The little soldier scratched his head. ‘Does she really mean to marry me,’ he thought to himself, ‘or is she only trying to deceive me again?’
But Ludovine repeated, ‘Won’t you tell me?’ in such a tender voice he did not know how to resist her.
‘After all,’ he said to himself, ‘what does it matter telling her the secret, as long as I don’t give her the cloak.’
And he told her the virtue of the red mantle.
‘Oh dear, how tired I am!’ sighed Ludovine. ‘Don’t you think we had better take a nap? And then we can talk over our plans.’
She stretched herself on the grass, and the Kinglet did the same. He laid his head on his left arm, round which the scarf was tied, and was soon fast asleep.
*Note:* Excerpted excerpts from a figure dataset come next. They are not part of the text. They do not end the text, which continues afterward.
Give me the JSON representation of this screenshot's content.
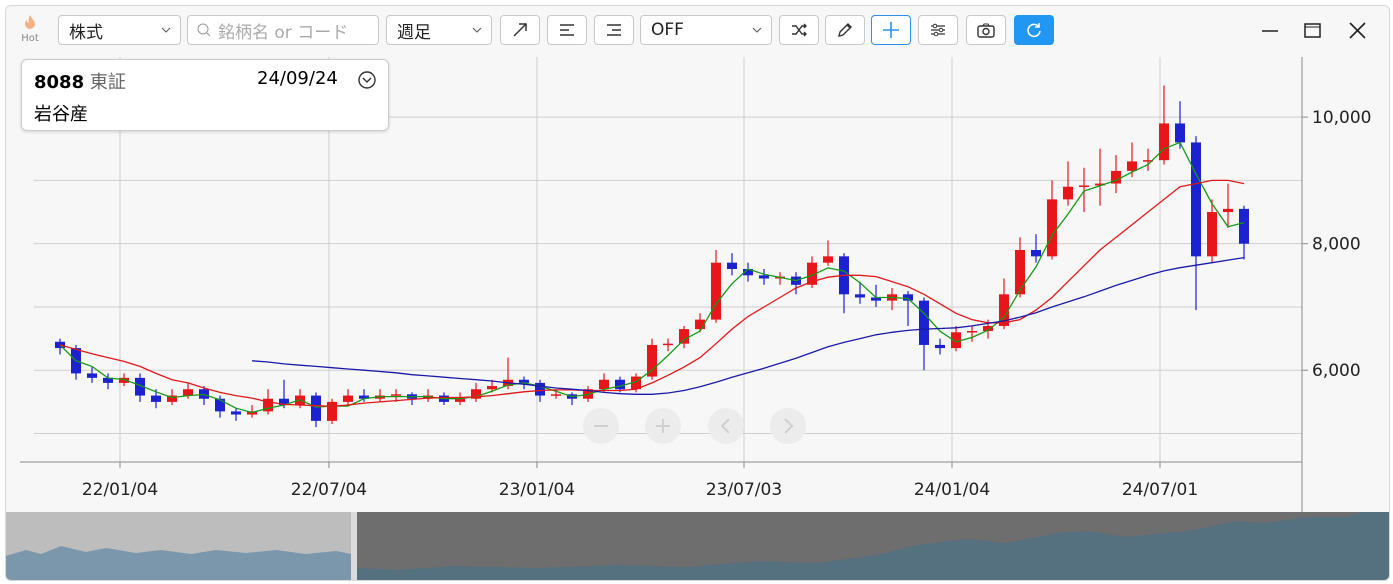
{
  "toolbar": {
    "hot_label": "Hot",
    "market_select": "株式",
    "search_placeholder": "銘柄名 or コード",
    "period_select": "週足",
    "indicator_select": "OFF"
  },
  "info_box": {
    "code": "8088",
    "exchange": "東証",
    "date": "24/09/24",
    "name": "岩谷産"
  },
  "chart_data": {
    "type": "candlestick",
    "up_color": "#e8161b",
    "down_color": "#1c22d0",
    "ohlc": [
      [
        6450,
        6500,
        6250,
        6350
      ],
      [
        6350,
        6400,
        5850,
        5950
      ],
      [
        5950,
        6050,
        5800,
        5880
      ],
      [
        5880,
        5950,
        5700,
        5800
      ],
      [
        5800,
        5950,
        5750,
        5880
      ],
      [
        5880,
        5950,
        5500,
        5600
      ],
      [
        5600,
        5700,
        5400,
        5500
      ],
      [
        5500,
        5700,
        5450,
        5600
      ],
      [
        5600,
        5800,
        5550,
        5700
      ],
      [
        5700,
        5750,
        5450,
        5550
      ],
      [
        5550,
        5600,
        5250,
        5350
      ],
      [
        5350,
        5400,
        5200,
        5300
      ],
      [
        5300,
        5450,
        5250,
        5350
      ],
      [
        5350,
        5700,
        5300,
        5550
      ],
      [
        5550,
        5850,
        5400,
        5450
      ],
      [
        5450,
        5700,
        5400,
        5600
      ],
      [
        5600,
        5650,
        5100,
        5200
      ],
      [
        5200,
        5550,
        5150,
        5500
      ],
      [
        5500,
        5700,
        5450,
        5600
      ],
      [
        5600,
        5700,
        5500,
        5550
      ],
      [
        5550,
        5700,
        5500,
        5600
      ],
      [
        5600,
        5700,
        5500,
        5620
      ],
      [
        5620,
        5650,
        5450,
        5550
      ],
      [
        5550,
        5700,
        5500,
        5600
      ],
      [
        5600,
        5650,
        5450,
        5500
      ],
      [
        5500,
        5650,
        5450,
        5550
      ],
      [
        5550,
        5800,
        5500,
        5700
      ],
      [
        5700,
        5850,
        5650,
        5750
      ],
      [
        5750,
        6200,
        5700,
        5850
      ],
      [
        5850,
        5900,
        5700,
        5800
      ],
      [
        5800,
        5850,
        5500,
        5600
      ],
      [
        5600,
        5700,
        5550,
        5620
      ],
      [
        5620,
        5650,
        5450,
        5550
      ],
      [
        5550,
        5750,
        5500,
        5700
      ],
      [
        5700,
        5950,
        5650,
        5850
      ],
      [
        5850,
        5900,
        5650,
        5700
      ],
      [
        5700,
        5950,
        5650,
        5900
      ],
      [
        5900,
        6500,
        5850,
        6400
      ],
      [
        6400,
        6500,
        6300,
        6420
      ],
      [
        6420,
        6700,
        6350,
        6650
      ],
      [
        6650,
        6900,
        6600,
        6800
      ],
      [
        6800,
        7900,
        6750,
        7700
      ],
      [
        7700,
        7850,
        7500,
        7600
      ],
      [
        7600,
        7700,
        7400,
        7500
      ],
      [
        7500,
        7600,
        7350,
        7450
      ],
      [
        7450,
        7550,
        7350,
        7480
      ],
      [
        7480,
        7550,
        7200,
        7350
      ],
      [
        7350,
        7800,
        7300,
        7700
      ],
      [
        7700,
        8050,
        7650,
        7800
      ],
      [
        7800,
        7850,
        6900,
        7200
      ],
      [
        7200,
        7400,
        7050,
        7150
      ],
      [
        7150,
        7350,
        7000,
        7100
      ],
      [
        7100,
        7300,
        6950,
        7200
      ],
      [
        7200,
        7250,
        6700,
        7100
      ],
      [
        7100,
        7150,
        6000,
        6400
      ],
      [
        6400,
        6500,
        6250,
        6350
      ],
      [
        6350,
        6700,
        6300,
        6600
      ],
      [
        6600,
        6700,
        6450,
        6620
      ],
      [
        6620,
        6800,
        6500,
        6700
      ],
      [
        6700,
        7450,
        6650,
        7200
      ],
      [
        7200,
        8100,
        7150,
        7900
      ],
      [
        7900,
        8150,
        7700,
        7800
      ],
      [
        7800,
        9000,
        7750,
        8700
      ],
      [
        8700,
        9300,
        8600,
        8900
      ],
      [
        8900,
        9200,
        8500,
        8920
      ],
      [
        8920,
        9500,
        8600,
        8950
      ],
      [
        8950,
        9400,
        8800,
        9150
      ],
      [
        9150,
        9600,
        9050,
        9300
      ],
      [
        9300,
        9500,
        9150,
        9320
      ],
      [
        9320,
        10500,
        9250,
        9900
      ],
      [
        9900,
        10250,
        9500,
        9600
      ],
      [
        9600,
        9700,
        6950,
        7800
      ],
      [
        7800,
        8700,
        7700,
        8500
      ],
      [
        8500,
        8950,
        8250,
        8550
      ],
      [
        8550,
        8600,
        7750,
        8000
      ]
    ],
    "series": [
      {
        "color": "#159a15",
        "values": [
          6400,
          6150,
          6060,
          5877,
          5853,
          5760,
          5660,
          5567,
          5600,
          5617,
          5533,
          5400,
          5333,
          5400,
          5450,
          5533,
          5417,
          5433,
          5433,
          5550,
          5583,
          5583,
          5583,
          5583,
          5550,
          5550,
          5583,
          5667,
          5767,
          5800,
          5750,
          5667,
          5583,
          5617,
          5700,
          5750,
          5817,
          6000,
          6233,
          6483,
          6617,
          7050,
          7367,
          7600,
          7517,
          7467,
          7417,
          7500,
          7617,
          7567,
          7383,
          7150,
          7150,
          7133,
          6900,
          6617,
          6450,
          6517,
          6633,
          6833,
          7267,
          7633,
          8133,
          8467,
          8833,
          8917,
          9000,
          9133,
          9250,
          9500,
          9600,
          9100,
          8633,
          8267,
          8333
        ]
      },
      {
        "color": "#e01818",
        "values": [
          6400,
          6330,
          6260,
          6200,
          6140,
          6060,
          5950,
          5850,
          5800,
          5720,
          5650,
          5600,
          5560,
          5500,
          5460,
          5450,
          5440,
          5430,
          5450,
          5480,
          5500,
          5520,
          5540,
          5560,
          5570,
          5570,
          5580,
          5600,
          5630,
          5660,
          5680,
          5690,
          5690,
          5680,
          5680,
          5680,
          5700,
          5800,
          5920,
          6050,
          6200,
          6420,
          6650,
          6850,
          7000,
          7150,
          7300,
          7400,
          7470,
          7500,
          7500,
          7480,
          7400,
          7320,
          7200,
          7050,
          6900,
          6800,
          6750,
          6750,
          6800,
          6950,
          7150,
          7400,
          7650,
          7900,
          8100,
          8300,
          8500,
          8700,
          8900,
          8950,
          9000,
          9000,
          8950
        ]
      },
      {
        "color": "#1a1aa8",
        "values": [
          null,
          null,
          null,
          null,
          null,
          null,
          null,
          null,
          null,
          null,
          null,
          null,
          6150,
          6130,
          6100,
          6080,
          6060,
          6040,
          6020,
          6000,
          5980,
          5960,
          5930,
          5910,
          5890,
          5870,
          5850,
          5830,
          5800,
          5780,
          5750,
          5720,
          5700,
          5680,
          5650,
          5630,
          5620,
          5620,
          5640,
          5680,
          5740,
          5810,
          5890,
          5960,
          6030,
          6110,
          6190,
          6280,
          6370,
          6440,
          6500,
          6560,
          6600,
          6630,
          6650,
          6660,
          6670,
          6700,
          6740,
          6780,
          6840,
          6910,
          7000,
          7080,
          7160,
          7250,
          7340,
          7420,
          7500,
          7570,
          7620,
          7660,
          7700,
          7740,
          7780
        ]
      }
    ],
    "xlim": [
      -2.5,
      77.625
    ],
    "xticks": [
      {
        "value": 3.75,
        "label": "22/01/04"
      },
      {
        "value": 16.81,
        "label": "22/07/04"
      },
      {
        "value": 29.81,
        "label": "23/01/04"
      },
      {
        "value": 42.75,
        "label": "23/07/03"
      },
      {
        "value": 55.75,
        "label": "24/01/04"
      },
      {
        "value": 68.75,
        "label": "24/07/01"
      }
    ],
    "ylim": [
      4550,
      10950
    ],
    "yticks": [
      {
        "value": 6000,
        "label": "6,000"
      },
      {
        "value": 8000,
        "label": "8,000"
      },
      {
        "value": 10000,
        "label": "10,000"
      }
    ],
    "minor_gridlines": [
      5000,
      7000,
      9000
    ],
    "grid": true
  }
}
Ludovine was watching him out of one eye, and no sooner did she hear him snore than she unfastened the mantle, drew it gently from under him and wrapped it round her, took the purse from his pocket, and put it in hers, and said: ‘I wish I was back in my own room.’ In another moment she was there.
VII
Who felt foolish but John, when he awoke, twenty-four hours after, and found himself without purse, without mantle, and without Princess? He tore his hair, he beat his breast, he trampled on the bouquet, and tore the scarf of the traitress to atoms.
Besides this he was very hungry, and he had nothing to eat.